INIPALU.com – Sengketa lahan antara masyarakat adat Toraja dari rumpun Pong Salamba dengan PT Vale Indonesia di Desa Ululere, Kabupaten Morowali, Sulawesi Tengah, semakin memanas. Konflik ini berujung pada laporan polisi atas dugaan penyerobotan lahan dan pungutan liar (pungli) yang melibatkan pihak komunitas adat.
Pihak kepolisian mengeluarkan surat panggilan klarifikasi kepada anggota keluarga Pong Salamba, Hajar dan istrinya, Harniati Irwan. Undangan tersebut diterima pada 15 Februari 2025, hanya lima hari setelah Kapolsek Bungku Tengah, AKP Basri Pakaya, dan Kepala Desa Ululere, Arman, mendatangi pos penjagaan lahan yang dikelola oleh komunitas adat Pong Salamba.
Dalam surat panggilan tersebut, Hajar dan Harniati diminta hadir di Polsek Bungku Tengah pada Senin, 17 Februari 2025, pukul 10.00 WITA. Namun, Harniati menolak memenuhi panggilan dengan alasan adanya kekeliruan dalam penulisan namanya. Kuasa hukum rumpun Pong Salamba, Rukly Chahyadi, menegaskan bahwa kepolisian harus memperbaiki surat panggilan agar sesuai dengan prosedur hukum yang berlaku.

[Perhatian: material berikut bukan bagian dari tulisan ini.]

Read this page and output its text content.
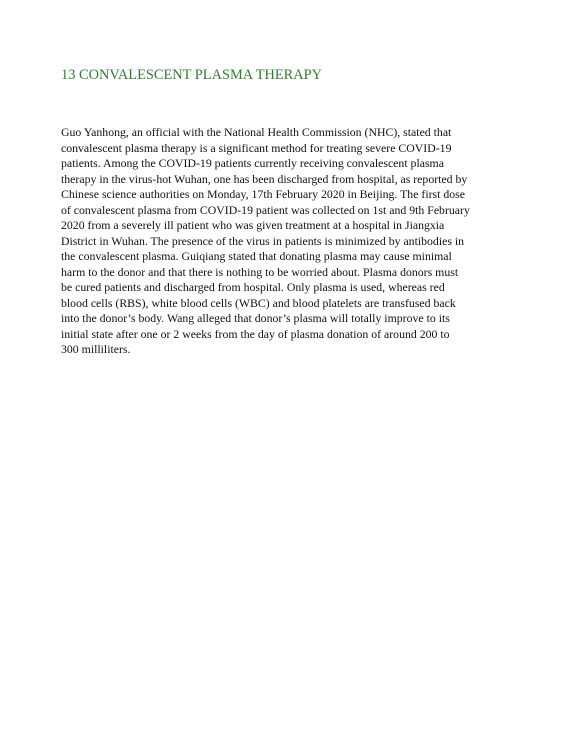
13 CONVALESCENT PLASMA THERAPY
Guo Yanhong, an official with the National Health Commission (NHC), stated that
convalescent plasma therapy is a significant method for treating severe COVID-19
patients. Among the COVID-19 patients currently receiving convalescent plasma
therapy in the virus-hot Wuhan, one has been discharged from hospital, as reported by
Chinese science authorities on Monday, 17th February 2020 in Beijing. The first dose
of convalescent plasma from COVID-19 patient was collected on 1st and 9th February
2020 from a severely ill patient who was given treatment at a hospital in Jiangxia
District in Wuhan. The presence of the virus in patients is minimized by antibodies in
the convalescent plasma. Guiqiang stated that donating plasma may cause minimal
harm to the donor and that there is nothing to be worried about. Plasma donors must
be cured patients and discharged from hospital. Only plasma is used, whereas red
blood cells (RBS), white blood cells (WBC) and blood platelets are transfused back
into the donor’s body. Wang alleged that donor’s plasma will totally improve to its
initial state after one or 2 weeks from the day of plasma donation of around 200 to
300 milliliters.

Sengketa ini berakar dari klaim kepemilikan rumpun Pong Salamba atas tanah seluas 8.636 hektare. Klaim ini didasarkan pada surat keterangan Kepala Desa Mahalona yang dikeluarkan pada tahun 1998. Dalam dokumen tersebut, dinyatakan bahwa masyarakat Pong Salamba telah lama bermukim dan mengelola perkebunan damar di Langtua.
Secara administratif, lahan ini berada di perbatasan Sulawesi Tengah dan Sulawesi Selatan. Namun, PT Vale Indonesia mengklaim bahwa area tersebut termasuk dalam konsesi tambang mereka. Hal ini memicu ketegangan antara komunitas adat dan pihak perusahaan.
Pada 10 Februari 2025, terjadi insiden yang diduga sebagai bentuk intimidasi terhadap rumpun Pong Salamba. Kapolsek Bungku Tengah, AKP Basri Pakaya, bersama Kepala Desa Ululere, Arman, datang ke lokasi untuk menindaklanjuti laporan dugaan pungli yang dilakukan oleh komunitas adat terhadap aktivitas di wilayah tersebut.
Menurut pernyataan kuasa hukum Pong Salamba, Rukly Chahyadi, kedatangan aparat dinilai sebagai tekanan kepada masyarakat adat yang sedang memperjuangkan hak ulayat mereka.
“Kami menolak segala bentuk intimidasi terhadap komunitas adat. Seharusnya kepolisian bertindak netral dan tidak memihak kepentingan tertentu,” ujar Rukly.
Di sisi lain, Kapolsek Basri Pakaya membantah adanya intimidasi dan menegaskan bahwa langkah kepolisian dilakukan berdasarkan laporan masyarakat.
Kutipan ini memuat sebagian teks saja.